Suara.com - Para ahli berpendapat, rata-rata sebanyak dua penyakit baru berpindah dari hewan ke manusia setiap tahun selama seabad terakhir.
Sebagian besar ahli sekarang, setuju bahwa Covid-19 berasal dari kelelawar, meskipun masih belum tahu persis bagaimana dan kapan itu terjadi. Kemungkinan virus Corona melewati spesies perantara sebelum menginfeksi manusia.
Namun, yang diyakini para ilmuwan adalah karena penggundulan hutan meluas dan perdagangan satwa liar global merajalela, menusia lebih sering bercampur dengan hewan. Semakin banyak interaksi tersebut terjadi, semakin banyak limpahan zoonosis yang akan dilihat.

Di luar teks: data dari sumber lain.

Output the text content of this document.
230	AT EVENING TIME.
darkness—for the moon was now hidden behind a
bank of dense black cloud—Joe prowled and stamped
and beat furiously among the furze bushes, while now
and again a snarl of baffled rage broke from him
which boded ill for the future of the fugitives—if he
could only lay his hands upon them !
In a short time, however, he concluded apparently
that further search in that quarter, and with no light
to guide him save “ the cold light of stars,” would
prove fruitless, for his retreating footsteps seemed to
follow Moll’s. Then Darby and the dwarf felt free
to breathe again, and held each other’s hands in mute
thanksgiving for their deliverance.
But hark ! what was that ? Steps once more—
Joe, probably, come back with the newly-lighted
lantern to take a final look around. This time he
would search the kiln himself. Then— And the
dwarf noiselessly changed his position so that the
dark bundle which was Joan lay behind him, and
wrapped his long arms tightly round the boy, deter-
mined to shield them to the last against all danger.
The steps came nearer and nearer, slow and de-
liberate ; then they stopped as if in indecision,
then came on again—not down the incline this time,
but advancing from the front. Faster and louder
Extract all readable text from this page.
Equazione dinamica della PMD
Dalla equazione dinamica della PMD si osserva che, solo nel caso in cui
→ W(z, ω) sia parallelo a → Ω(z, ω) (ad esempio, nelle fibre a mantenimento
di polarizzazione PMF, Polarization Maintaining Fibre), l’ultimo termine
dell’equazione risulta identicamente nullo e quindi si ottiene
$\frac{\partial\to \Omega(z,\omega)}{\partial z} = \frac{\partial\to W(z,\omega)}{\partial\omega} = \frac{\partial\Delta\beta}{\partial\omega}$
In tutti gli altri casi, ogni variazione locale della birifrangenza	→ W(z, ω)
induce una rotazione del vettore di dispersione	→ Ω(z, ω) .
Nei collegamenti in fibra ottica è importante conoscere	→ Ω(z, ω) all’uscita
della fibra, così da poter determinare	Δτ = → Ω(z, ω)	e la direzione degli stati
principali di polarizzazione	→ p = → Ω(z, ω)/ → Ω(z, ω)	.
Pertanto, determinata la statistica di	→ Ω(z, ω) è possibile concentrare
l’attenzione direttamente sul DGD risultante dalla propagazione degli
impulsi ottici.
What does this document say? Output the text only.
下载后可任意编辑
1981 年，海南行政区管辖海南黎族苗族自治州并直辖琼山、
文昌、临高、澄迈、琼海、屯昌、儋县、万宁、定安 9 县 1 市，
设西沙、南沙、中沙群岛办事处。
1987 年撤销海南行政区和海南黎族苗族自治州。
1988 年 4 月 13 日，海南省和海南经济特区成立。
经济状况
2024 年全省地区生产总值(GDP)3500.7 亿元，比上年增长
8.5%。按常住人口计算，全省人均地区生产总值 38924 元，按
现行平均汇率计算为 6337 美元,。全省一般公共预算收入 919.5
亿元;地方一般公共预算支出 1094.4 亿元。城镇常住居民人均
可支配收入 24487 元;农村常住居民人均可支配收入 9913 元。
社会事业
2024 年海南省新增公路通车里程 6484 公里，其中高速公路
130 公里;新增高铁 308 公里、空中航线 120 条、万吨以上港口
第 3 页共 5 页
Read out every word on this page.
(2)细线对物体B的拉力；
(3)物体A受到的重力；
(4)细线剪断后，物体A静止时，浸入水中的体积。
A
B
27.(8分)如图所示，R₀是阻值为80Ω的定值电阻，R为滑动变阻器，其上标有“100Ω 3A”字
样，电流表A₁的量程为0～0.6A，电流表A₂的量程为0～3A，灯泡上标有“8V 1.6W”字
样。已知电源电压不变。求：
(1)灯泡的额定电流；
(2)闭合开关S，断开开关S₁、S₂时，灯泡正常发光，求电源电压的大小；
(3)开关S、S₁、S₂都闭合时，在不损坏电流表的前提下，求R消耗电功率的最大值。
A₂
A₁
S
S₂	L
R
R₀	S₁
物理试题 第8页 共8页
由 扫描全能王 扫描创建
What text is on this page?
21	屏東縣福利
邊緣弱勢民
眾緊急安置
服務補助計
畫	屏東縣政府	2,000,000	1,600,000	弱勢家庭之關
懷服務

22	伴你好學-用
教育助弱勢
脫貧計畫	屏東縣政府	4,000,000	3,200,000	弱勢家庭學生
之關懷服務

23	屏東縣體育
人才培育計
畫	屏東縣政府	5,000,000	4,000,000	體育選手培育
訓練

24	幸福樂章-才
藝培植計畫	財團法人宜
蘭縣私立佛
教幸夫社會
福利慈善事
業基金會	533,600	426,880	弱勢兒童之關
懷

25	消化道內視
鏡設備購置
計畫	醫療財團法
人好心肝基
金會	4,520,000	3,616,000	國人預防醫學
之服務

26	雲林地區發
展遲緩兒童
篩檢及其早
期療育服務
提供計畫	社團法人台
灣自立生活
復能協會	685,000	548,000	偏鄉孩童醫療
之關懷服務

Menurut Peter Daszak, Presiden EcoHealth Alliance, mengatakan bahwa koleganya menemukan 1 hingga 7 juta orang terpapar virus zoonosis di Asia Tenggara setiap tahun. Saat ini, tiga dari setiap empat penyakit menular yang muncul berasal dari hewan.
Baca Juga: Ditutup 5 Bulan, Kereta Bawah Tanah India Sudah Beroperasi Kembali
"Kita akan menghadapi lebih banyak penyakit ini. Saya tidak dapat memberi tahu kapan dan saya tidak dapat memberi tahu seberapa buruk itu akan terjadi. Beberapa akan menjadi mengerikan, beberapa tidak terlalu buruk. Yang dapat kami katakan dengan jelas adalah tren ini terus berlanjut," kata Stuart Pimm, ahli biologi di Duke University.
Pada Juli, Pimm dan beberapa ahli lain menghitung dalam sebuah makalah bahwa para pemimpin global, dapat mencegah banyak peristiwa limpahan zoonosis dengan menghabiskan sekitar 20 miliar dolar AS per tahun untuk upaya pencegahan. Sebagai perbandingan, perkiraan biaya virus Covid-19 di seluruh dunia adalah 5 triliun dolar AS tahun ini.
Dilansir dari Business Insider, Selasa (8/9/2020), dana itu harus digunakan dengan tiga cara utama, yaitu mencegah penggundulan hutan, menegakkan perdagangan satwa liar yang aman, dan mempelajari penyakit menular yang muncul dari hewan.
Menebang hutan tropis berkontribusi pada penyebaran penyakit zoonosis karena beberapa alasan. Pertama, nyamuk pembawa penyakit tumbuh subur di daerah tropis yang memiliki sedikit pohon dan lebih banyak genangan air.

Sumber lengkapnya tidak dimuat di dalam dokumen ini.